Implement the best practices of data warehousing
With AppMaster, you can expect to use the PostgreSQL database to integrate data, load data, and convert it to the format where it can help you make important decisions for your organization. All these aspects can be covered through manual ETL mechanisms; however, with AppMaster by your side, you can manage data integration without requiring coding.
Integrate data sources
You'll just have to integrate different data structures your organization uses in the manual ETL and let the tool perform its operations. The result of data integration will be the information you require to proceed with important decisions. As compared to the manual ETL tools, the data integration processes can be managed in relatively lesser time. You don't have to compromise on data quality or other factors.
Offers easy to use interface
AppMaster is specifically designed to offer an easy-to-use interface while helping you extract the data. With different dashboard facilities for different stakeholders, aligning the information you need becomes much more accessible. Access to the correct information at the right time helps in better decision-making. Besides, such an interface saves time and offers all the essential data on a single screen.
Why is no-code ETL better than hand-coded ETL?
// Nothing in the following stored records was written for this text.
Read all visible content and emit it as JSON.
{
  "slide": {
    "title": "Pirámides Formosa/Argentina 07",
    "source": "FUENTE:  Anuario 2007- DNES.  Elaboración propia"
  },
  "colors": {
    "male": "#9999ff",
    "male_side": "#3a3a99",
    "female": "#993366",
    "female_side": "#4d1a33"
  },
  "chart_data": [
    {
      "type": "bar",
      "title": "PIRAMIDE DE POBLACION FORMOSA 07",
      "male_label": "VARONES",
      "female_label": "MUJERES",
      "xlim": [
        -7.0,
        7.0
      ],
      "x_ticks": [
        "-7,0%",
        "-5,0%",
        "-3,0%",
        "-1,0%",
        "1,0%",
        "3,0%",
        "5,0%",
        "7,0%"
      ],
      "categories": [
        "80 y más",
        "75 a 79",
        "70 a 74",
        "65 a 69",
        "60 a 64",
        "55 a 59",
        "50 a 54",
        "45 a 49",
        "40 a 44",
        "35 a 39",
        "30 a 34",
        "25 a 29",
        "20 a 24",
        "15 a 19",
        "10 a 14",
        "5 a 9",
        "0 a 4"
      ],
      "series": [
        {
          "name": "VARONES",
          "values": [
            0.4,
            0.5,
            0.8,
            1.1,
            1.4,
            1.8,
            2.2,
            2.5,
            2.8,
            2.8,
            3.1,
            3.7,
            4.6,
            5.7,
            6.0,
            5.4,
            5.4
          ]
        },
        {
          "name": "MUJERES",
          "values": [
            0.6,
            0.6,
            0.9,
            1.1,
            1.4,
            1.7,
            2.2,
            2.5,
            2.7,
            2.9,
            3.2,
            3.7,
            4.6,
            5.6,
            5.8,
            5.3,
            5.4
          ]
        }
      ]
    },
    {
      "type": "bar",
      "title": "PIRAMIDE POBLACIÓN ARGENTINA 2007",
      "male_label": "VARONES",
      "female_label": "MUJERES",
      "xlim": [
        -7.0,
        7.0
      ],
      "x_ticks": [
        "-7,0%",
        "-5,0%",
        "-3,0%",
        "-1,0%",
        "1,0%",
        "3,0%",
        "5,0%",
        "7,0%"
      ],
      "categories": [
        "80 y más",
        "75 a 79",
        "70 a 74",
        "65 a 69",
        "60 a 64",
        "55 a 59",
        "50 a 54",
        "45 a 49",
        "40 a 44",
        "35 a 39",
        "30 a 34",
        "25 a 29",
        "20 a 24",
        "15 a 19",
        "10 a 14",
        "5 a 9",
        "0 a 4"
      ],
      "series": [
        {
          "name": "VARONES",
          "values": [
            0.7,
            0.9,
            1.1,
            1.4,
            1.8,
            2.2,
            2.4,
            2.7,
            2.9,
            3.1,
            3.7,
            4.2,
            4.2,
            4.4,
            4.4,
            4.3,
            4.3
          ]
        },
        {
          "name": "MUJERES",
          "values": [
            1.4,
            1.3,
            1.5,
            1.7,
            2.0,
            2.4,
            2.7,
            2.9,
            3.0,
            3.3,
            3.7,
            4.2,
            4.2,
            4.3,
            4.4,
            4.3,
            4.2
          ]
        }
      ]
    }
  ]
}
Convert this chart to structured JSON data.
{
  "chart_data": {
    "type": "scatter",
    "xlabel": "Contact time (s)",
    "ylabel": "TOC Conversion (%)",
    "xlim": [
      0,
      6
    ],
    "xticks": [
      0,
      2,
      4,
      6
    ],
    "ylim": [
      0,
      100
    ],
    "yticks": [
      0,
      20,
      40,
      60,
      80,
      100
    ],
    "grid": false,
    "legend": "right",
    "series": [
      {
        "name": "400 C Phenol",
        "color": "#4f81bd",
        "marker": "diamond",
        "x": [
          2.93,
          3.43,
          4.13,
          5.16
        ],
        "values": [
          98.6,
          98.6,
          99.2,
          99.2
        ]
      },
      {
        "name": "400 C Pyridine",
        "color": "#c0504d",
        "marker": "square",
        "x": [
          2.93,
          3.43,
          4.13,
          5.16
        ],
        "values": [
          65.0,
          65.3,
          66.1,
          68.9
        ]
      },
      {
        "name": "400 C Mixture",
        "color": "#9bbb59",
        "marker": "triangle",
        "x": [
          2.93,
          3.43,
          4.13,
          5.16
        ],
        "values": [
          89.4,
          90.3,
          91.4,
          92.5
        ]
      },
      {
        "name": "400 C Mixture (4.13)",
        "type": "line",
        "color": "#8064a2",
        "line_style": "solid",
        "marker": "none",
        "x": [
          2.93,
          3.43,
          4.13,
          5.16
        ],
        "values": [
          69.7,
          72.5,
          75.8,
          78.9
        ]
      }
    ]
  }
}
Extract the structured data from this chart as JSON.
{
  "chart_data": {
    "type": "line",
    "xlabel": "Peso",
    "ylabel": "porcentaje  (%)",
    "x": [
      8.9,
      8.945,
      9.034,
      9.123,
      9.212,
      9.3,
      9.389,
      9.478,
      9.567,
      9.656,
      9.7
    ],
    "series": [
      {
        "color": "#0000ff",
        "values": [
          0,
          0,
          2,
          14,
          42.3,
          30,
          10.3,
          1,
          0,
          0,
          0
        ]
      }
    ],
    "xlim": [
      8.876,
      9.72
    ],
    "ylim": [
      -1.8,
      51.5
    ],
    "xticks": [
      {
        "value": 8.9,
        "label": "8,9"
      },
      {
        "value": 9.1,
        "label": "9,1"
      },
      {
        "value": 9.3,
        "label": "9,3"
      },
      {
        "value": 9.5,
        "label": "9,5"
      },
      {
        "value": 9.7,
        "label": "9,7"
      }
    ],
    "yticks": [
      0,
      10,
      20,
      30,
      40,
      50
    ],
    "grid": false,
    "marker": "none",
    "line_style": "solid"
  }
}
No-code ETL tools can provide an easy solution for managing the data in a way that can bring in more opportunities for growth for your business. You don't need ETL developers to perform the ETL process, which makes things a lot easier, user-friendly, and cost-effective.
With multiple benefits associated with the no-code ETL tools, these tools are the new reality in the business world, especially for companies with tons of data. From multiple open source ETL tools available, your reliance must be on the platform that offers advanced features with easy usages, like AppMaster.